Basit bir tanım yapılacak olursa kayak; uygun kılık kıyafet, ekipman ve antrenmanlar sonrasında; ayaklara bağlanan uçları kıvrımlı düz tahtalar ve yön verip denge sağlamaya yarayan çubuklar eşliğinde yapılan; tepe bir noktadan aşağı doğru karın üzerinde yere düşmeden ulaşmayı amaçlayan bir düzene sahiptir. İçinde bulunulan müsabaka çeşidine ve turnuvaya göre spor esnasındaki detaylar değişiklik gösterebilmektedir.

Kayıtlara göre eski Türklerde “Çana” olarak bilinen kayak M.Ö. 4.000 yıllarında Baykal Gölü çevresinde, karda yürüme aracı olarak kullanılmıştır. Göçlerle İskandinav ülkelerine ulaşan kayak, Avrupa’da 18. yüzyıldan sonra yaygınlaşmaya başlamıştır.

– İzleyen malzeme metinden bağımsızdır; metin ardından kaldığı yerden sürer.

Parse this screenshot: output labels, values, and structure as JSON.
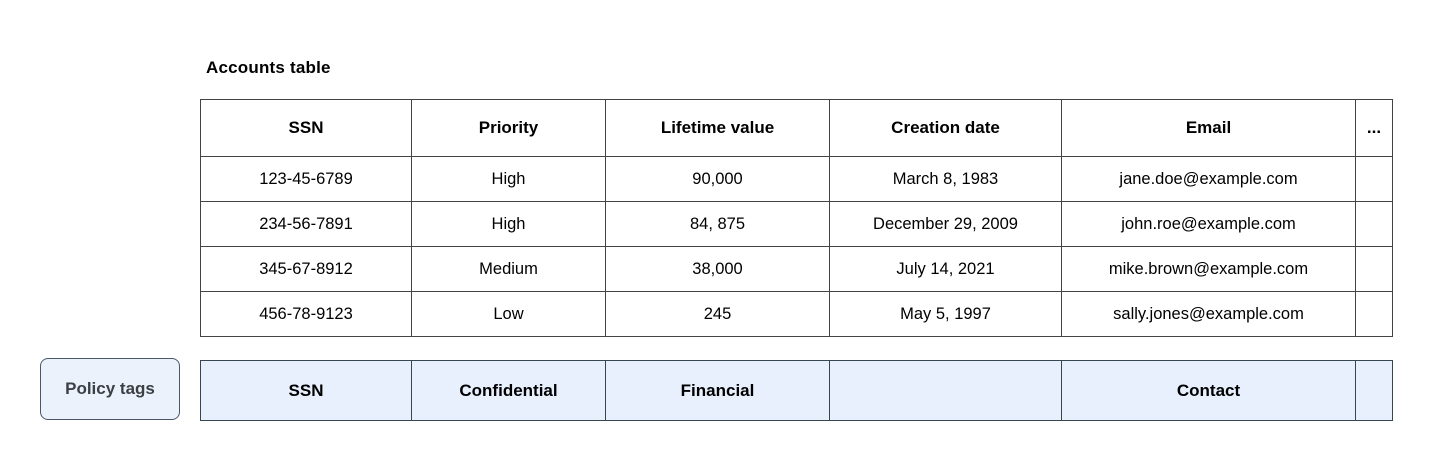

Yurdumuzda ilk kez 1914 yılında, Haliç’te bir marangoz atölyesinde yapılan çok sayıda kayak hayvan sırtında Erzurum’a taşınmış ve Kafkas cephesinde kayakçı er yetiştirmek üzere Erzurum’da açılan kurslarda 30 kayakçı yetiştirilmiştir. 1 Ocak 1933 yılında Galatasaray Lisesi'nden bir grup öğretmen ilk kez Uludağ’da kayak yaparak bu sporun Türkiye’de öncülüğünü yapmışlardır.

Cumhuriyet döneminde askeri amaçlı olarak ülkemizde faaliyet gösteren kayak sporu için 1927 yılında Eğridir Dağcılık Talimgahında kayak bölükleri oluşturuldu. 1930’lara kadar bu şekilde devam eden kayak sporunun ilk sivilleşmesi 1930 yılında Ankara Gazi Eğitim Enstitüsü ve Ziraat Yüksek mektebinde Alman Beden Eğitimi Öğretmeni Ridel’in öncülüğünde malzemeler okullarca sağlanarak faaliyete başlandı. 1933-1934 tarihlerde Bursa Halkevi Uludağ’da, Ankara Halkevi Elmadağ’da ve Erzurum Halkevi Palandöken’de kayak faaliyetlerine başladı.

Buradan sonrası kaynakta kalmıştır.